Não ter patrão foi um dos benefícios que atraiu R.S. para o comércio ilegal. Além disso, em outro emprego ele dificilmente conseguiria ganhar, em média, R$ 300,00 por dia. ''É um modo de sobreviver. Tem gente que vira cliente''. Segundo R.S., os policiais não dão batida e o famoso ''rapa'' (termo usado quando o ambulante é obrigado a sair correndo para não ter a mercadoria apreendida) não existe. O que acontece é ter que ir embora quando os guardas aparecem.
Nem sempre o trabalho envolve entrar no terminal ou no ônibus para tentar a sorte. Há quem prefira ficar na parte de fora para não correr o risco de perder o dinheiro da passagem. O paraibano Messias Pereira Gomes, 18, é um deles. Ele está há três meses longe da terra onde nasceu e percorre algumas cidades do Sul para vender sandálias fabricadas no Nordeste. Ao preço de R$ 10,00 cada, o jovem tenta levar a vida como pode. No dia que conversou com a reportagem, ainda não havia vendido nada, mas mesmo assim estava feliz, já que naquele dia embarcou para a Paraíba. Depois de cinco dias e noites de viagem estaria lá para buscar mais sandálias.

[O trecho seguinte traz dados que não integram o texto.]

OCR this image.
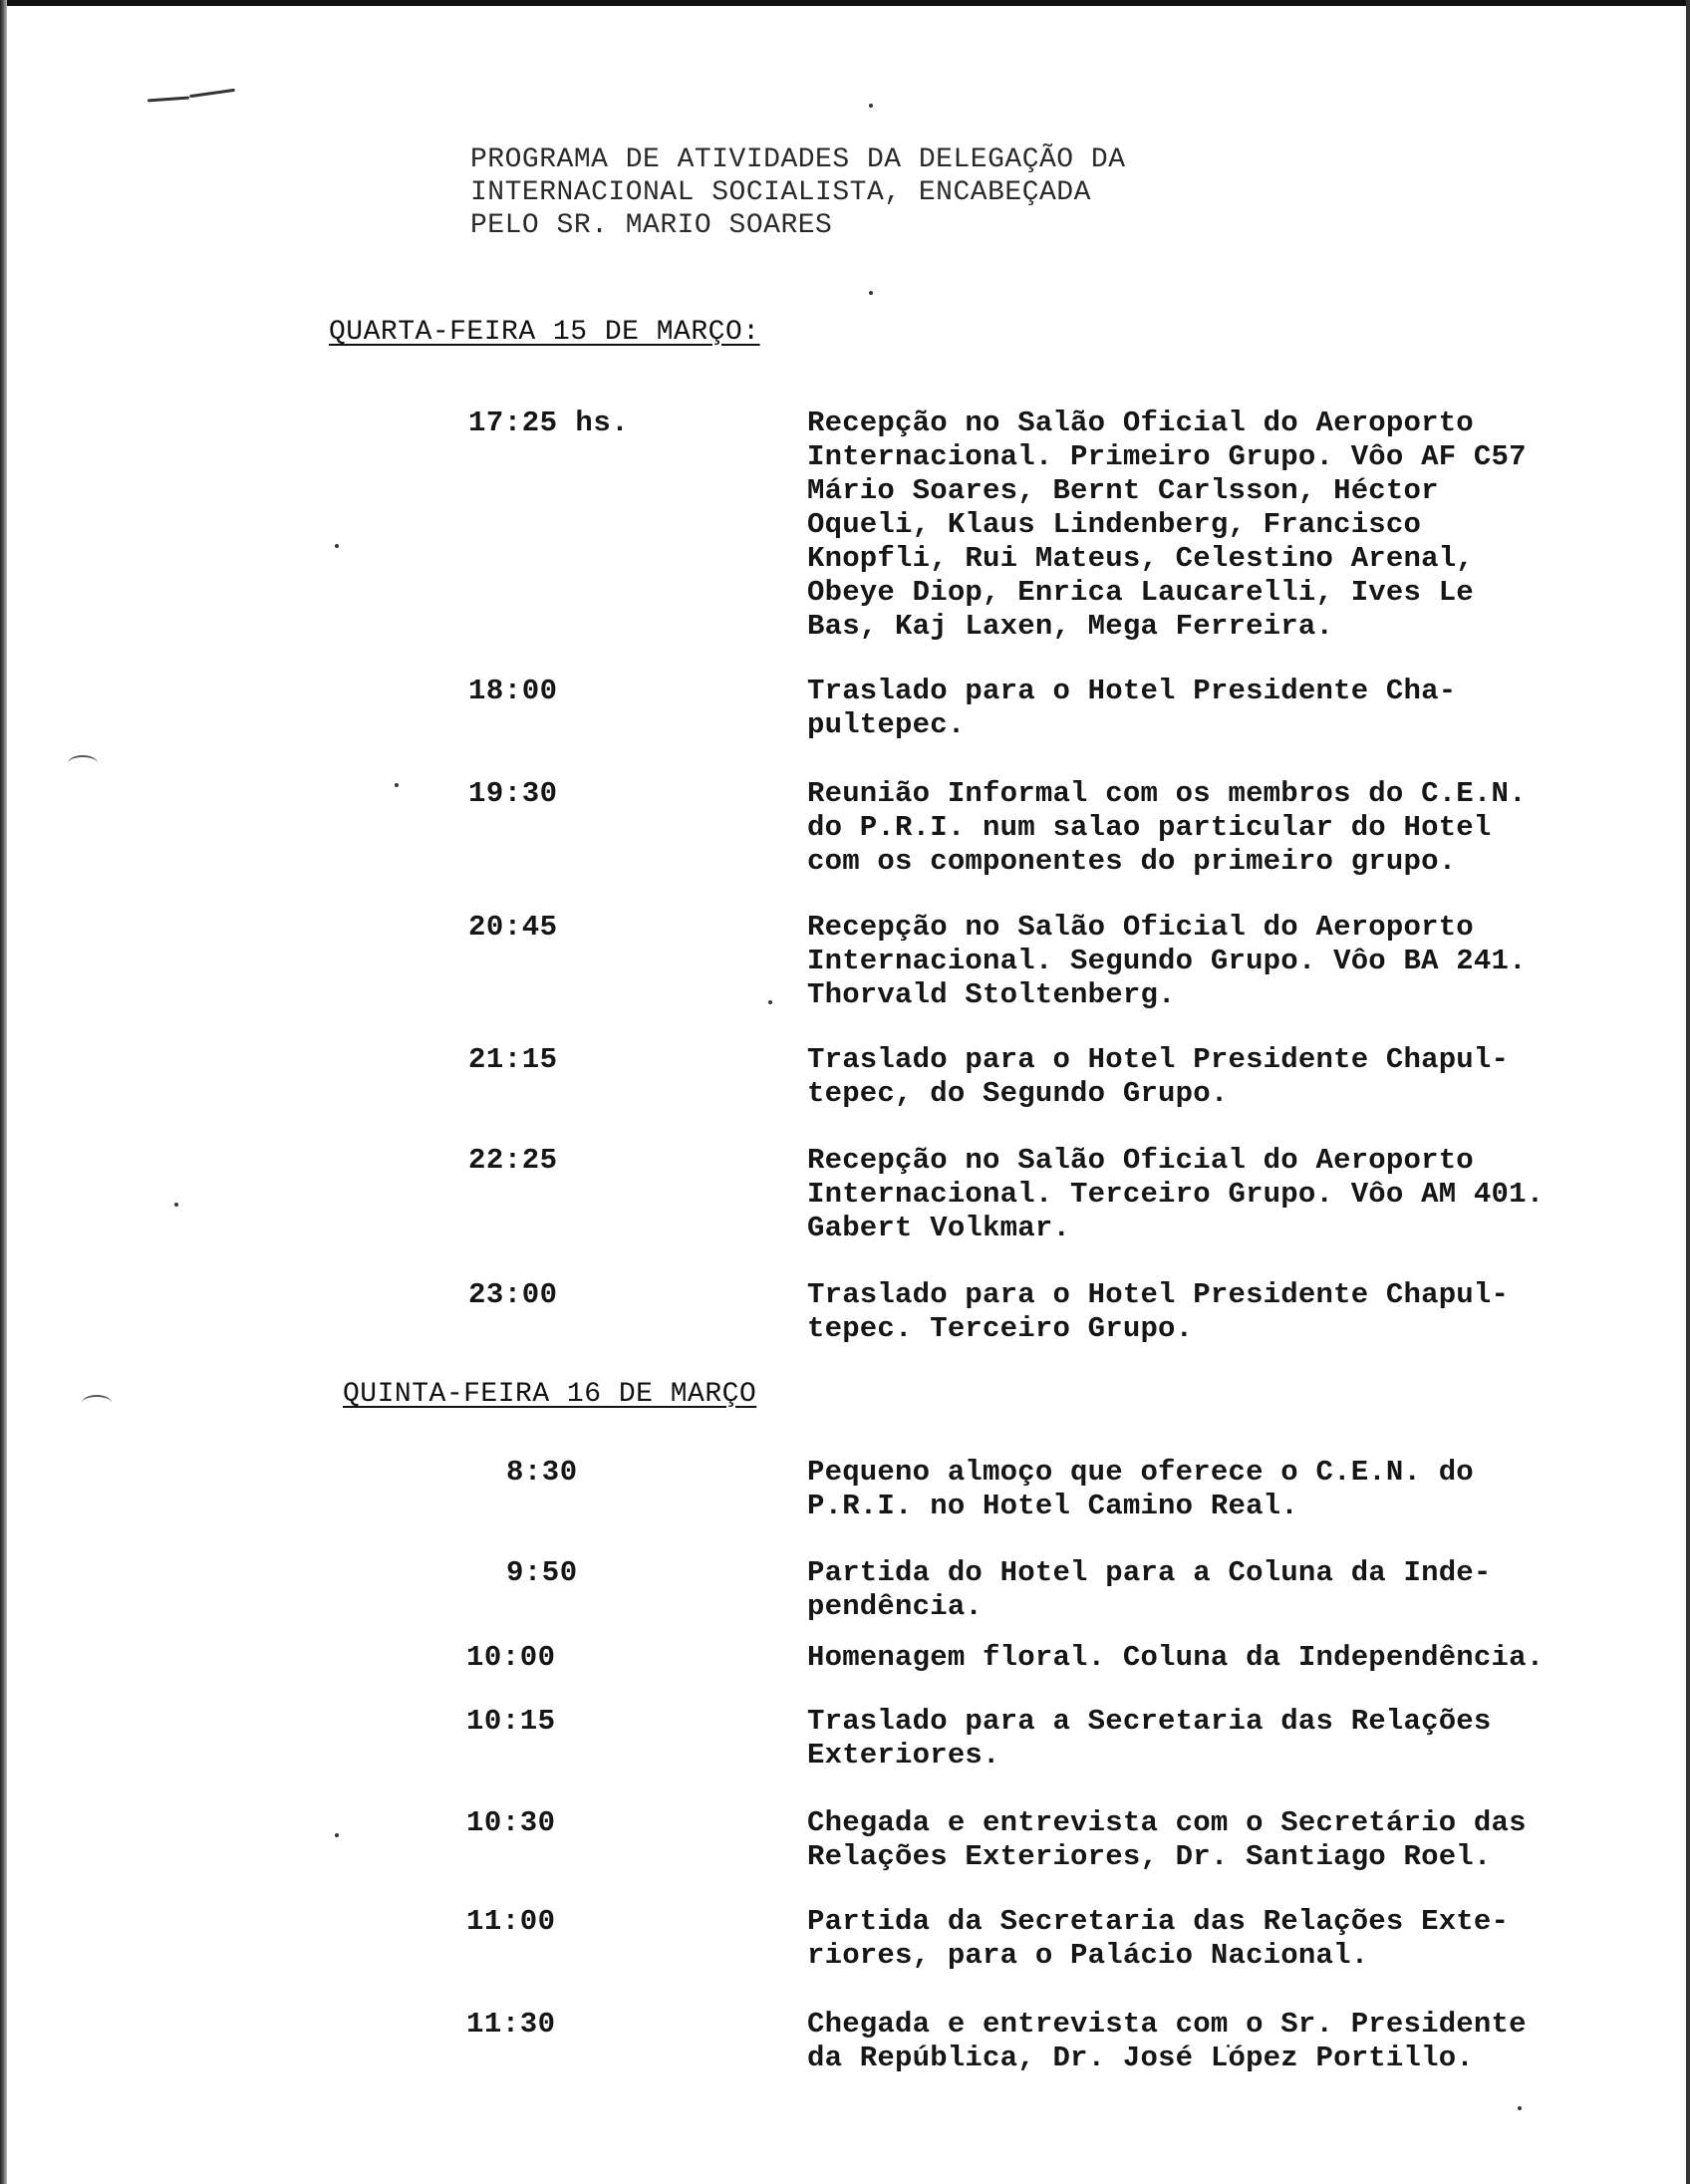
PROGRAMA DE ATIVIDADES DA DELEGAÇÃO DA
INTERNACIONAL SOCIALISTA, ENCABEÇADA
PELO SR. MARIO SOARES
QUARTA-FEIRA 15 DE MARÇO:
17:25 hs.	Recepção no Salão Oficial do Aeroporto
Internacional. Primeiro Grupo. Vôo AF C57
Mário Soares, Bernt Carlsson, Héctor
Oqueli, Klaus Lindenberg, Francisco
Knopfli, Rui Mateus, Celestino Arenal,
Obeye Diop, Enrica Laucarelli, Ives Le
Bas, Kaj Laxen, Mega Ferreira.
18:00	Traslado para o Hotel Presidente Cha-
pultepec.
19:30	Reunião Informal com os membros do C.E.N.
do P.R.I. num salao particular do Hotel
com os componentes do primeiro grupo.
20:45	Recepção no Salão Oficial do Aeroporto
Internacional. Segundo Grupo. Vôo BA 241.
Thorvald Stoltenberg.
21:15	Traslado para o Hotel Presidente Chapul-
tepec, do Segundo Grupo.
22:25	Recepção no Salão Oficial do Aeroporto
Internacional. Terceiro Grupo. Vôo AM 401.
Gabert Volkmar.
23:00	Traslado para o Hotel Presidente Chapul-
tepec. Terceiro Grupo.
QUINTA-FEIRA 16 DE MARÇO
8:30	Pequeno almoço que oferece o C.E.N. do
P.R.I. no Hotel Camino Real.
9:50	Partida do Hotel para a Coluna da Inde-
pendência.
10:00	Homenagem floral. Coluna da Independência.
10:15	Traslado para a Secretaria das Relações
Exteriores.
10:30	Chegada e entrevista com o Secretário das
Relações Exteriores, Dr. Santiago Roel.
11:00	Partida da Secretaria das Relações Exte-
riores, para o Palácio Nacional.
11:30	Chegada e entrevista com o Sr. Presidente
da República, Dr. José López Portillo.
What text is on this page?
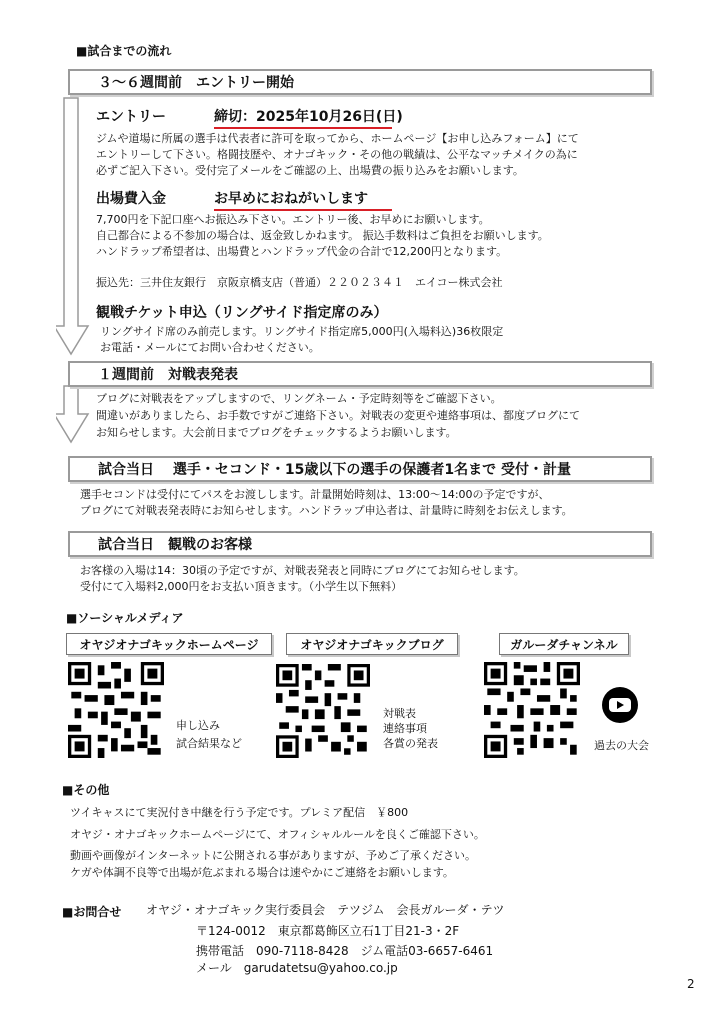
■試合までの流れ
３～６週間前　エントリー開始
エントリー	締切：2025年10月26日(日)
ジムや道場に所属の選手は代表者に許可を取ってから、ホームページ【お申し込みフォーム】にて
エントリーして下さい。格闘技歴や、オナゴキック・その他の戦績は、公平なマッチメイクの為に
必ずご記入下さい。受付完了メールをご確認の上、出場費の振り込みをお願いします。
出場費入金	お早めにおねがいします
7,700円を下記口座へお振込み下さい。エントリー後、お早めにお願いします。
自己都合による不参加の場合は、返金致しかねます。 振込手数料はご負担をお願いします。
ハンドラップ希望者は、出場費とハンドラップ代金の合計で12,200円となります。
振込先：三井住友銀行　京阪京橋支店（普通）２２０２３４１　エイコー株式会社
観戦チケット申込（リングサイド指定席のみ）
リングサイド席のみ前売します。リングサイド指定席5,000円(入場料込)36枚限定
お電話・メールにてお問い合わせください。
１週間前　対戦表発表
ブログに対戦表をアップしますので、リングネーム・予定時刻等をご確認下さい。
間違いがありましたら、お手数ですがご連絡下さい。対戦表の変更や連絡事項は、都度ブログにて
お知らせします。大会前日までブログをチェックするようお願いします。
試合当日　 選手・セコンド・15歳以下の選手の保護者1名まで 受付・計量
選手セコンドは受付にてパスをお渡しします。計量開始時刻は、13:00～14:00の予定ですが、
ブログにて対戦表発表時にお知らせします。ハンドラップ申込者は、計量時に時刻をお伝えします。
試合当日　観戦のお客様
お客様の入場は14：30頃の予定ですが、対戦表発表と同時にブログにてお知らせします。
受付にて入場料2,000円をお支払い頂きます。（小学生以下無料）
■ソーシャルメディア
オヤジオナゴキックホームページ	オヤジオナゴキックブログ	ガルーダチャンネル
申し込み
試合結果など
対戦表
連絡事項
各賞の発表	過去の大会
■その他
ツイキャスにて実況付き中継を行う予定です。プレミア配信　￥800
オヤジ・オナゴキックホームページにて、オフィシャルルールを良くご確認下さい。
動画や画像がインターネットに公開される事がありますが、予めご了承ください。
ケガや体調不良等で出場が危ぶまれる場合は速やかにご連絡をお願いします。
■お問合せ オヤジ・オナゴキック実行委員会　テツジム　会長ガルーダ・テツ
〒124-0012　東京都葛飾区立石1丁目21-3・2F
携帯電話　090-7118-8428　ジム電話03-6657-6461
メール　garudatetsu@yahoo.co.jp
2
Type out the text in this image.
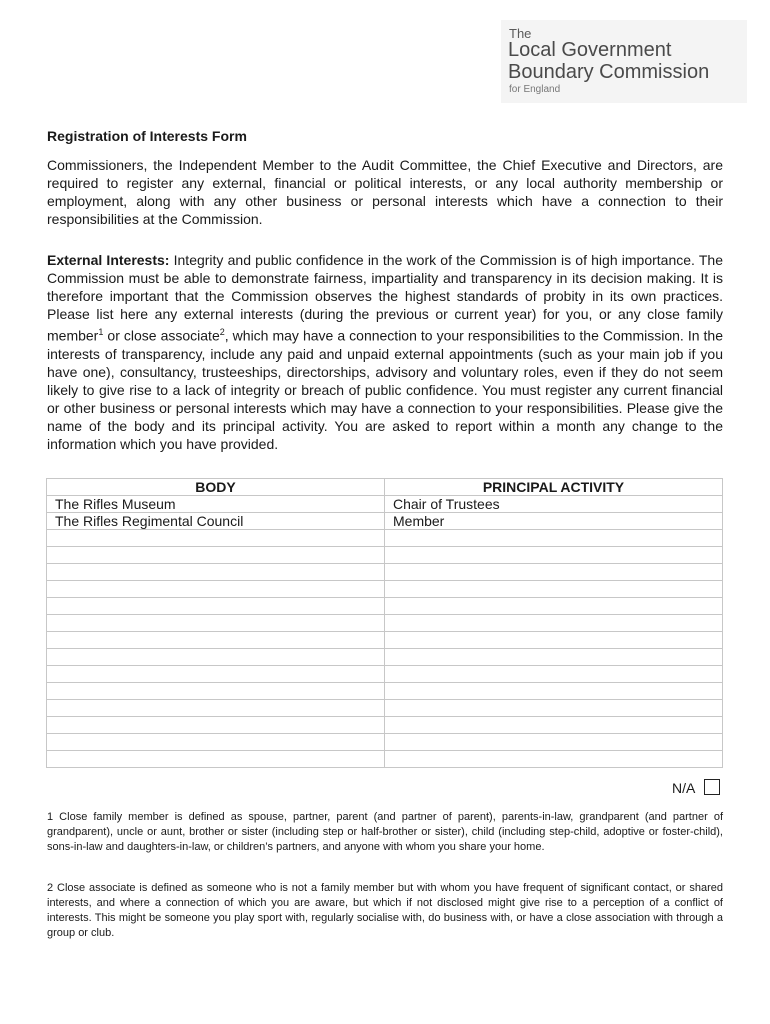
The
Local Government
Boundary Commission
for England
Registration of Interests Form

Commissioners, the Independent Member to the Audit Committee, the Chief Executive and Directors, are required to register any external, financial or political interests, or any local authority membership or employment, along with any other business or personal interests which have a connection to their responsibilities at the Commission.

External Interests: Integrity and public confidence in the work of the Commission is of high importance. The Commission must be able to demonstrate fairness, impartiality and transparency in its decision making. It is therefore important that the Commission observes the highest standards of probity in its own practices. Please list here any external interests (during the previous or current year) for you, or any close family member$^1$ or close associate$^2$, which may have a connection to your responsibilities to the Commission. In the interests of transparency, include any paid and unpaid external appointments (such as your main job if you have one), consultancy, trusteeships, directorships, advisory and voluntary roles, even if they do not seem likely to give rise to a lack of integrity or breach of public confidence. You must register any current financial or other business or personal interests which may have a connection to your responsibilities. Please give the name of the body and its principal activity. You are asked to report within a month any change to the information which you have provided.

BODY	PRINCIPAL ACTIVITY
The Rifles Museum	Chair of Trustees
The Rifles Regimental Council	Member

N/A

1 Close family member is defined as spouse, partner, parent (and partner of parent), parents-in-law, grandparent (and partner of grandparent), uncle or aunt, brother or sister (including step or half-brother or sister), child (including step-child, adoptive or foster-child), sons-in-law and daughters-in-law, or children’s partners, and anyone with whom you share your home.

2 Close associate is defined as someone who is not a family member but with whom you have frequent of significant contact, or shared interests, and where a connection of which you are aware, but which if not disclosed might give rise to a perception of a conflict of interests. This might be someone you play sport with, regularly socialise with, do business with, or have a close association with through a group or club.
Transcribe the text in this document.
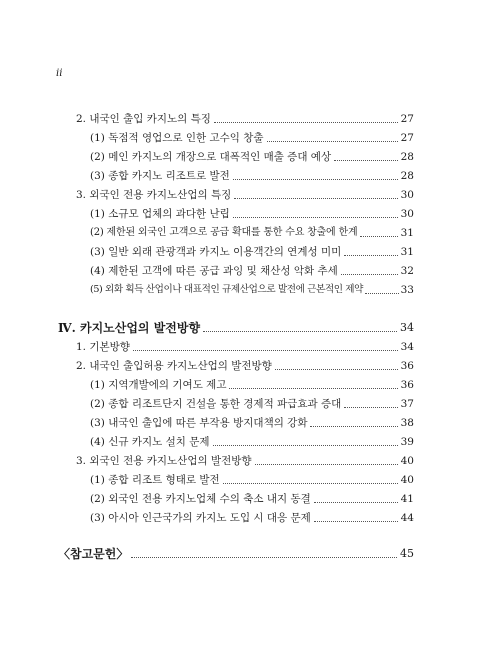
ii
2. 내국인 출입 카지노의 특징	27
(1) 독점적 영업으로 인한 고수익 창출	27
(2) 메인 카지노의 개장으로 대폭적인 매출 증대 예상	28
(3) 종합 카지노 리조트로 발전	28
3. 외국인 전용 카지노산업의 특징	30
(1) 소규모 업체의 과다한 난립	30
(2) 제한된 외국인 고객으로 공급 확대를 통한 수요 창출에 한계	31
(3) 일반 외래 관광객과 카지노 이용객간의 연계성 미미	31
(4) 제한된 고객에 따른 공급 과잉 및 채산성 악화 추세	32
(5) 외화 획득 산업이나 대표적인 규제산업으로 발전에 근본적인 제약	33
Ⅳ. 카지노산업의 발전방향	34
1. 기본방향	34
2. 내국인 출입허용 카지노산업의 발전방향	36
(1) 지역개발에의 기여도 제고	36
(2) 종합 리조트단지 건설을 통한 경제적 파급효과 증대	37
(3) 내국인 출입에 따른 부작용 방지대책의 강화	38
(4) 신규 카지노 설치 문제	39
3. 외국인 전용 카지노산업의 발전방향	40
(1) 종합 리조트 형태로 발전	40
(2) 외국인 전용 카지노업체 수의 축소 내지 동결	41
(3) 아시아 인근국가의 카지노 도입 시 대응 문제	44
〈참고문헌〉	45
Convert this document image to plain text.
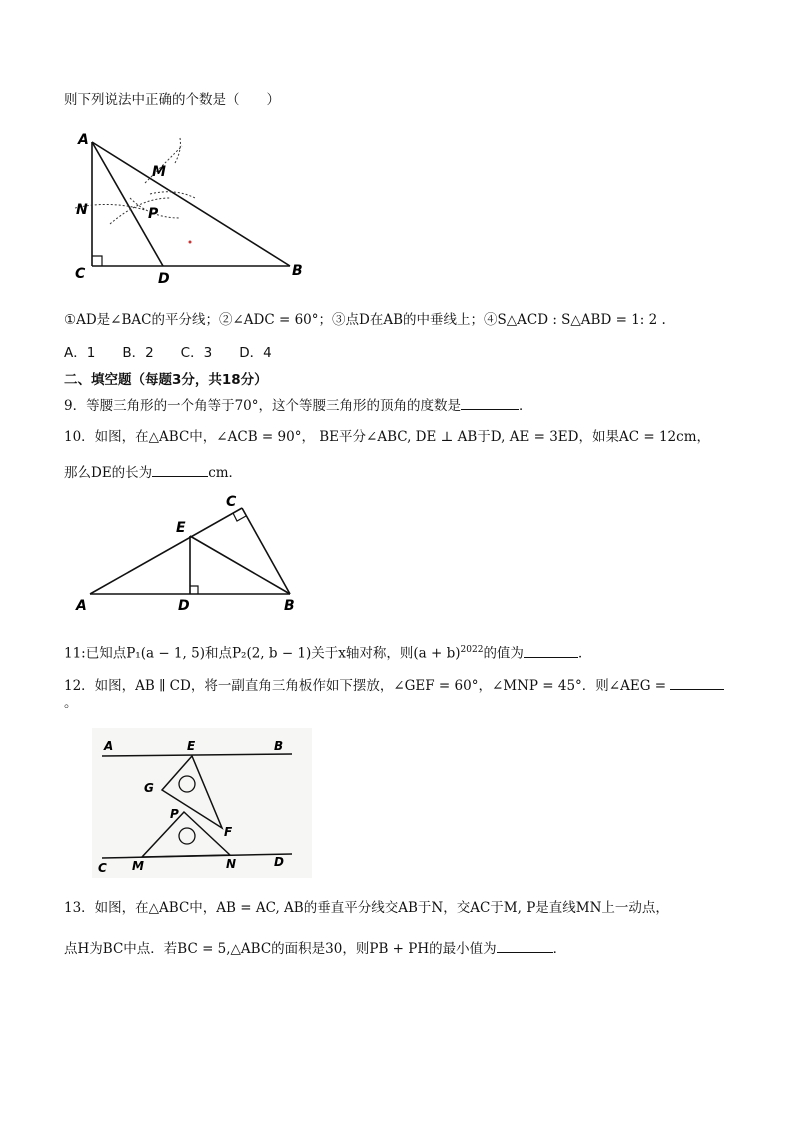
则下列说法中正确的个数是（　　）
A
C	D	B
N
M
P
①AD是∠BAC的平分线；②∠ADC = 60°；③点D在AB的中垂线上；④S△ACD : S△ABD = 1: 2 .
A．1　　B．2　　C．3　　D．4
二、填空题（每题3分，共18分）
9．等腰三角形的一个角等于70°，这个等腰三角形的顶角的度数是	．
10．如图，在△ABC中，∠ACB = 90°， BE平分∠ABC, DE ⊥ AB于D, AE = 3ED，如果AC = 12cm，
那么DE的长为	cm．
A	D	B
C
E
11:已知点P₁(a − 1, 5)和点P₂(2, b − 1)关于x轴对称，则$(a + b)^{2022}$的值为	．
12．如图，AB ∥ CD，将一副直角三角板作如下摆放，∠GEF = 60°，∠MNP = 45°．则∠AEG =
。
A	E	B
G
P
F
C M	N	D
13．如图，在△ABC中，AB = AC, AB的垂直平分线交AB于N，交AC于M, P是直线MN上一动点，
点H为BC中点．若BC = 5,△ABC的面积是30，则PB + PH的最小值为	．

Depois de encontrar tanta oferta de produtos, andar de ônibus é quase tão eficiente quanto fazer compras em um shopping. O benefício é encontrar produtos mais baratos, e o contra é que quase todos são falsificados. Trocar a mercadoria torna-se difícil pois não há garantia de que no outro dia o vendedor esteja no mesmo lugar. Afinal, ele vende sobre rodas. (D.C.)